Resource failure

Applies To: Windows Server 2003, Windows Server 2003 R2, Windows Server 2003 with SP1, Windows Server 2003 with SP2

Resource failure

The Cluster service considers a resource to be failed when the resource is not operational and cannot be restarted on the current host node. The Cluster service detects resource failure as follows:

  • At periodic intervals, the Cluster service checks to see whether the resource appears operational. It does this by periodically invoking the Resource Monitor. The Resource Monitor, in turn, relies on the resource dynamic-link library (DLL) for each resource to implement a procedure to detect whether the resource is functioning properly. The resource DLL communicates the results back through the Resource Monitor to the Cluster service. You can specify how frequently the Cluster service checks for failed resources by setting the Looks Alive and Is Alive poll intervals. The Cluster service requests a more thorough check of the resource's state at each Is Alive interval than it does at each Looks Alive interval; therefore, the Is Alive poll interval is typically longer than the Looks Alive poll interval. For more information on how to set poll intervals, see Specify the restart policy for a resource.

    For more information on Resource Monitors, see Resource Monitors.

  • If the resource DLL reports that the resource is not operational, the Cluster service attempts to restart the resource. You can specify the number of times the Cluster service can attempt to restart a resource in a given time interval. If the Cluster service exceeds the maximum number of restart attempts within the specified time period, and the resource is still not operational, the Cluster service considers the resource to be failed. For more information, see Set group failover policy.

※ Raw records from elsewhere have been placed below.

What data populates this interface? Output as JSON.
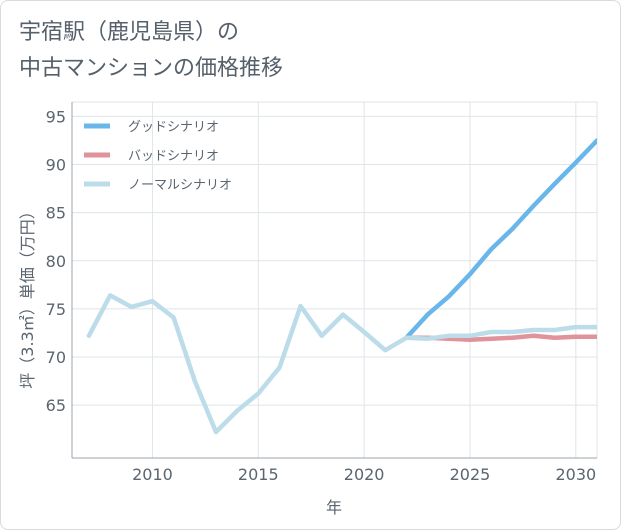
{
  "chart_data": {
    "type": "line",
    "title_line1": "宇宿駅（鹿児島県）の",
    "title_line2": "中古マンションの価格推移",
    "xlabel": "年",
    "ylabel": "坪（3.3㎡）単価（万円）",
    "xlim": [
      2006.2,
      2031
    ],
    "ylim": [
      59.5,
      96.5
    ],
    "xticks": [
      2010,
      2015,
      2020,
      2025,
      2030
    ],
    "yticks": [
      65,
      70,
      75,
      80,
      85,
      90,
      95
    ],
    "colors": {
      "good": "#69b6ea",
      "bad": "#e0939b",
      "normal": "#bcdce9",
      "grid": "#dfe4e8",
      "axis": "#9aa4ad"
    },
    "series": [
      {
        "key": "good",
        "name": "グッドシナリオ",
        "x": [
          2022,
          2023,
          2024,
          2025,
          2026,
          2027,
          2028,
          2029,
          2030,
          2031
        ],
        "values": [
          72.0,
          74.4,
          76.3,
          78.6,
          81.2,
          83.3,
          85.7,
          88.0,
          90.2,
          92.5
        ]
      },
      {
        "key": "bad",
        "name": "バッドシナリオ",
        "x": [
          2022,
          2023,
          2024,
          2025,
          2026,
          2027,
          2028,
          2029,
          2030,
          2031
        ],
        "values": [
          72.0,
          72.0,
          71.9,
          71.8,
          71.9,
          72.0,
          72.2,
          72.0,
          72.1,
          72.1
        ]
      },
      {
        "key": "normal",
        "name": "ノーマルシナリオ",
        "x": [
          2007,
          2008,
          2009,
          2010,
          2011,
          2012,
          2013,
          2014,
          2015,
          2016,
          2017,
          2018,
          2019,
          2020,
          2021,
          2022,
          2023,
          2024,
          2025,
          2026,
          2027,
          2028,
          2029,
          2030,
          2031
        ],
        "values": [
          72.2,
          76.4,
          75.2,
          75.8,
          74.1,
          67.5,
          62.2,
          64.4,
          66.2,
          68.9,
          75.3,
          72.2,
          74.4,
          72.6,
          70.7,
          72.0,
          71.9,
          72.2,
          72.2,
          72.6,
          72.6,
          72.8,
          72.8,
          73.1,
          73.1
        ]
      }
    ]
  }
}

You can configure whether a failed resource causes the group that contains the resource to be failed over to another node. For more information, see the section about setting advanced resource properties in Setting resource properties.

For more information on cluster resources, see Server Cluster Resources.

If the failed resource is configured to cause the group that contains the resource to fail over to another node, Cluster service will attempt a failover. If the number of failover attempts exceeds the group's threshold and the resource is still in a failed state, Cluster service will attempt a restart of the resource. The restart attempt will be made after a period of time specified by the resource's Retry Period On Failure property, a property common to all resources. It first tries to restart and then to fail over a resource.

Even though the unit value of this property is in milliseconds, choose a value that is in the order of minutes. Also, choose a value that is greater or equal to the value of the resource's restart period property and enforce this rule.